И еще с несколькими сотрудниками II департамента. Молодежь натаскивали. Ну а заодно решили вопрос с несколькими государственными преступниками: редколлегией газеты «Общее дело», до недавнего времени нелегально поставлявшейся на территорию России. Зажились они что-то на этом свете. А если про Россию пасквили грязные пришла охота писать, помни — сие занятие сильно сокращает отпущенные тебе свыше земные дни. Все помнить должны. Как «Отче наш» знать.
Операция прошла успешно. Два объекта скончались от грудной жабы, один утонул в Женевском озере, катаясь на лодке. Информатор сообщил, что местная полиция даже не заподозрила постороннего вмешательства и подобных версий не рассматривала. Что и неудивительно: Песец свое дело знает изрядно…
Но по прибытии в Варшаву на нас громом среди ясного неба обрушилось дикое известие о покушении и гибели императора Александра. По сообщениям из Петербурга, чудом уцелел только великий князь Владимир, который «самоназначил» себя регентом при юном Михаиле. Несколько позже, уже по другим каналам, пришли сообщения, что во время покушения уцелел не только Владимир Александрович, но и цесаревич со своей женой, а также императрица с дочерью. Ничтоже сумняшеся, «официальная» власть объявила их всех самозванцами. Это был удивительный бред, но видно не зря государь часто повторял мне: «Помните, дружище: чем чудовищнее ложь, тем скорее в нее поверят». Я лично сделал запрос в Москву и получил четкий ответ — в покушении виновен именно Владимир, а государь и его семейство — живы и здоровы. Но мифы порой оказываются гораздо прочнее реальности! И сколько я ни доказывал, что цесаревич — настоящий, а Владимир Александрович — цареубийца, мне не верили.

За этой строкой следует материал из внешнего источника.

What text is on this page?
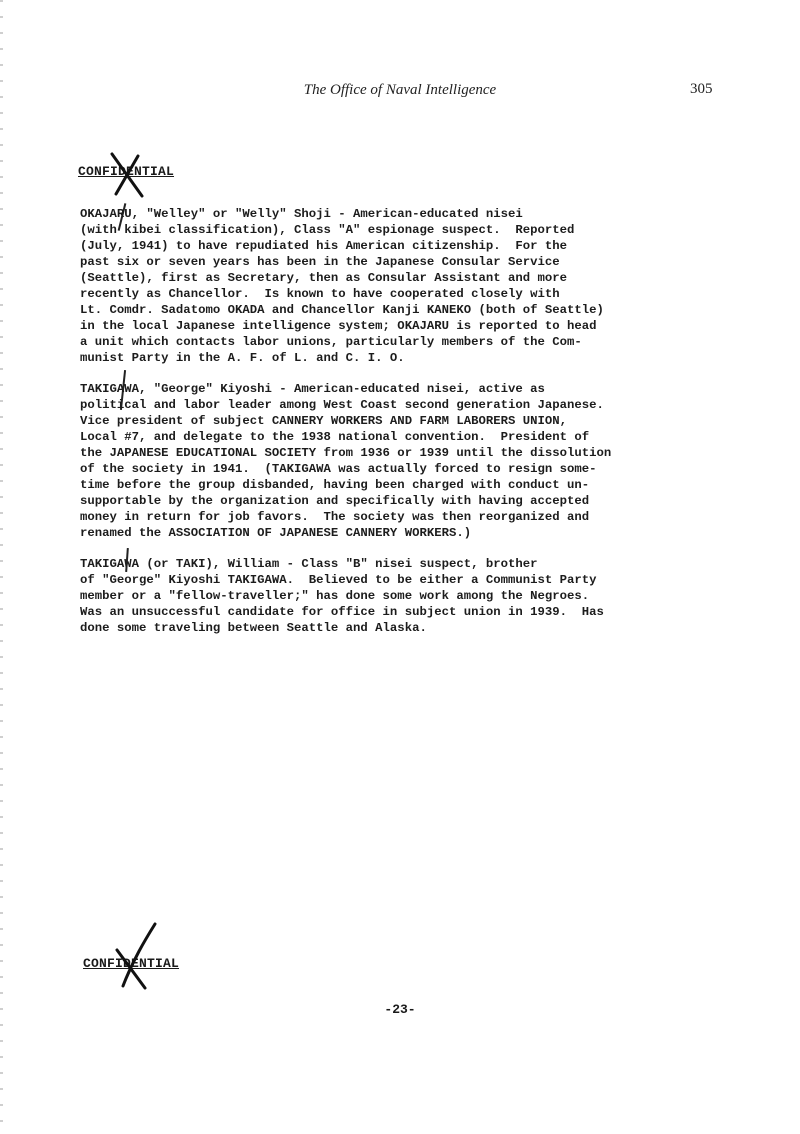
The Office of Naval Intelligence	305
CONFIDENTIAL
OKAJARU, "Welley" or "Welly" Shoji - American-educated nisei
(with kibei classification), Class "A" espionage suspect.  Reported
(July, 1941) to have repudiated his American citizenship.  For the
past six or seven years has been in the Japanese Consular Service
(Seattle), first as Secretary, then as Consular Assistant and more
recently as Chancellor.  Is known to have cooperated closely with
Lt. Comdr. Sadatomo OKADA and Chancellor Kanji KANEKO (both of Seattle)
in the local Japanese intelligence system; OKAJARU is reported to head
a unit which contacts labor unions, particularly members of the Com-
munist Party in the A. F. of L. and C. I. O.
TAKIGAWA, "George" Kiyoshi - American-educated nisei, active as
political and labor leader among West Coast second generation Japanese.
Vice president of subject CANNERY WORKERS AND FARM LABORERS UNION,
Local #7, and delegate to the 1938 national convention.  President of
the JAPANESE EDUCATIONAL SOCIETY from 1936 or 1939 until the dissolution
of the society in 1941.  (TAKIGAWA was actually forced to resign some-
time before the group disbanded, having been charged with conduct un-
supportable by the organization and specifically with having accepted
money in return for job favors.  The society was then reorganized and
renamed the ASSOCIATION OF JAPANESE CANNERY WORKERS.)
TAKIGAWA (or TAKI), William - Class "B" nisei suspect, brother
of "George" Kiyoshi TAKIGAWA.  Believed to be either a Communist Party
member or a "fellow-traveller;" has done some work among the Negroes.
Was an unsuccessful candidate for office in subject union in 1939.  Has
done some traveling between Seattle and Alaska.
CONFIDENTIAL
-23-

Мало того — мы с моими сотрудниками ощутили значительное охлаждение со стороны властей. Как гражданских, так и военных. Дня три на нас смотрели косо, даже мои старые приятели, коих я знавал еще по балканской кампании, а то и по совместной учебе в корпусе. Но потом…

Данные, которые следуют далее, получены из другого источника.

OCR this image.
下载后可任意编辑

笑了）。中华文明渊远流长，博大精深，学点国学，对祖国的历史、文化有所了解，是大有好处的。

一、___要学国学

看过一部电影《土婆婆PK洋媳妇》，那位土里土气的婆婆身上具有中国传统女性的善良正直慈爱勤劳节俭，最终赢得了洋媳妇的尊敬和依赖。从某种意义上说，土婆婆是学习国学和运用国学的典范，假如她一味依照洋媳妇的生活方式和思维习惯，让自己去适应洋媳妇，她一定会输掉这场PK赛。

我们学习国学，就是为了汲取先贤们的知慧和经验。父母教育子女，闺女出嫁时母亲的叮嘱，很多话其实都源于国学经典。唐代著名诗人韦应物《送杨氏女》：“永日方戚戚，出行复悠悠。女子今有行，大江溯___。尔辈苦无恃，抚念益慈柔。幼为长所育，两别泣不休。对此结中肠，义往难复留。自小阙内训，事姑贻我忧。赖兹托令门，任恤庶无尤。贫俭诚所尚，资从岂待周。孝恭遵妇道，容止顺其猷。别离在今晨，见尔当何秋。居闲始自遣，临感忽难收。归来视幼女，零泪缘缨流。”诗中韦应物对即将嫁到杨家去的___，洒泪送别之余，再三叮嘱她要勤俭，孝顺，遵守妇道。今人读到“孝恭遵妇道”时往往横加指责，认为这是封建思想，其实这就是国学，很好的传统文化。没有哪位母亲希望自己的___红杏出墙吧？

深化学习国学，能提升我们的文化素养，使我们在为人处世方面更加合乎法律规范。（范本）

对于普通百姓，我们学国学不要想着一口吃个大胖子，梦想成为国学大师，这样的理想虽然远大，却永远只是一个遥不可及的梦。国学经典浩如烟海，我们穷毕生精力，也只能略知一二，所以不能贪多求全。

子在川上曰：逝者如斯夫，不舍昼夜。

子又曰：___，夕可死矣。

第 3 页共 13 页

…Утро встретило меня осторожным, я бы сказал — подобострастным, стуком в дверь. Мой денщик, прошедший суровую школу «русской гимнастики» у государя и не менее суровую школу КГБ у меня, уже стоит с двумя револьверами, «кистенем» и «клевцом», стараясь держать под прицелом и дверь, и окно:
— Вашство, стучать!
— Слышу, Варсонофий, слышу, — у меня в руках тоже «клевец», а Дели, решившая вчера переночевать в моей спальне, и даже в моей постели, вооружилась именным «стилетом» — малокалиберным револьвером стальградского производства, отличающегося тихим звуком и отменной точностью боя.
Я мгновенно натягиваю на себя брюки и сапоги и поворачиваюсь к м-ль Чудиной:
— Дели, будь добра: держи окно. Ворсунька, оставь ей свой «кистень» и за мной. Пойдем посмотрим: кто ходит в гости по утрам?

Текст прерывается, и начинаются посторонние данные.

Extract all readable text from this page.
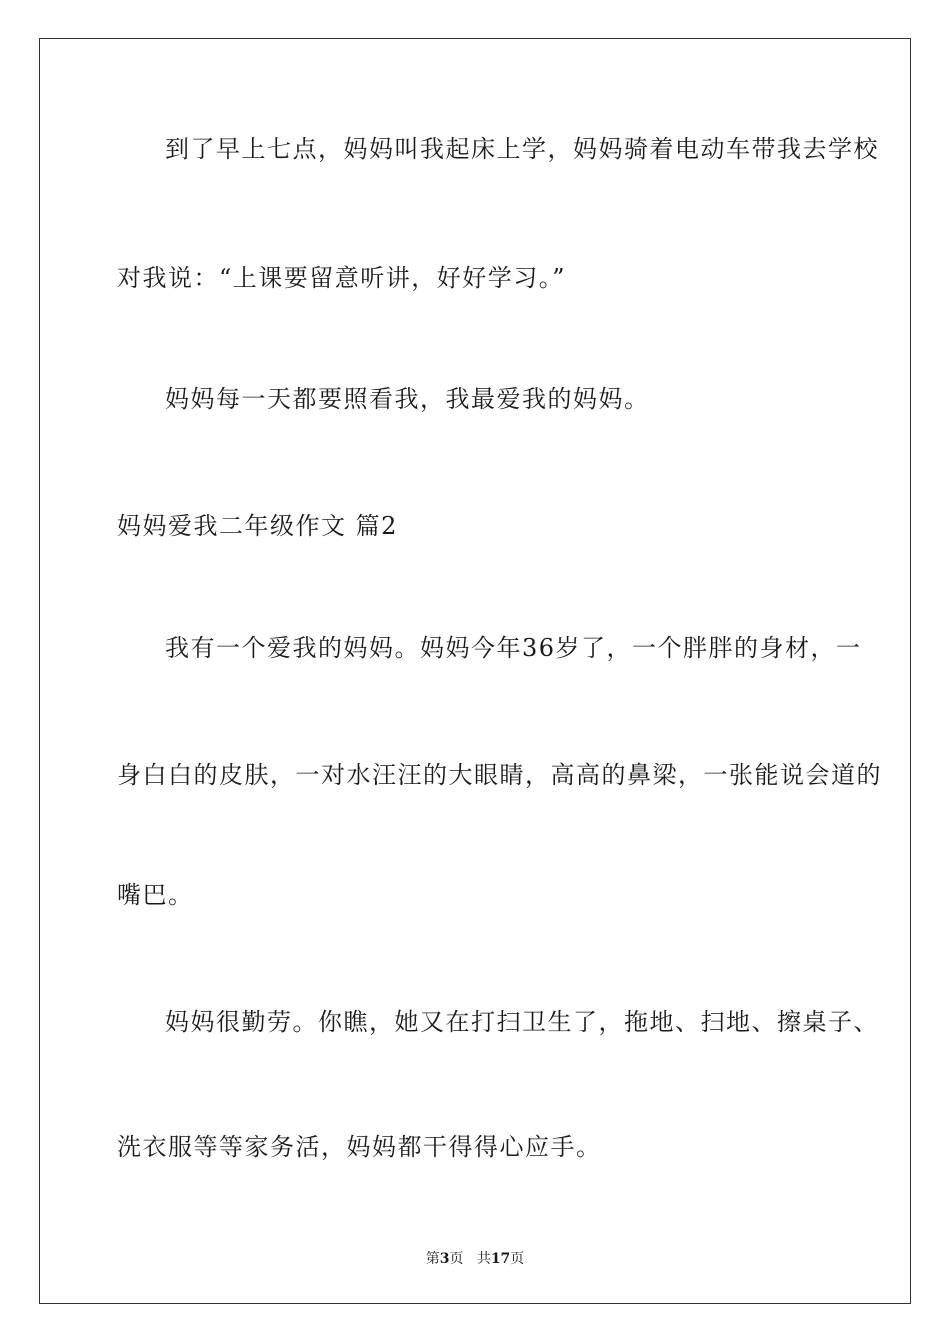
到了早上七点，妈妈叫我起床上学，妈妈骑着电动车带我去学校
对我说：“上课要留意听讲，好好学习。”
妈妈每一天都要照看我，我最爱我的妈妈。
妈妈爱我二年级作文 篇2
我有一个爱我的妈妈。妈妈今年36岁了，一个胖胖的身材，一
身白白的皮肤，一对水汪汪的大眼睛，高高的鼻梁，一张能说会道的
嘴巴。
妈妈很勤劳。你瞧，她又在打扫卫生了，拖地、扫地、擦桌子、
洗衣服等等家务活，妈妈都干得得心应手。
第3页 共17页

Накинув на плечи китель (не от холода, а чтобы прикрыть ствол), я встаю чуть сбоку от дверей. Ворсунька, тоже боком, берется за дверную ручку:
— Хто? — интересуется он своим непередаваемым южно-северно-поволжским говором. — Гэта хто там, под дверьми, колобродить?
Из-за дверей слышится нечто не вполне разборчивое, и Варсонофий грозно добавляет:
— Их сьятельство почивать изволють. Не велено будить, проходьте, не велено!
Но в ответ из-за двери доносится уже вполне отчетливое:
— Их сиятельство князя Васильчикова просят безотлагательно прибыть в штаб округа…
Ворсунька бросает на меня вопросительный взгляд. Я слегка киваю, и он, продолжая ворчать, открывает дверь. Причем делает это так, чтобы ни я, ни он сам не оказались на линии прямого выстрела.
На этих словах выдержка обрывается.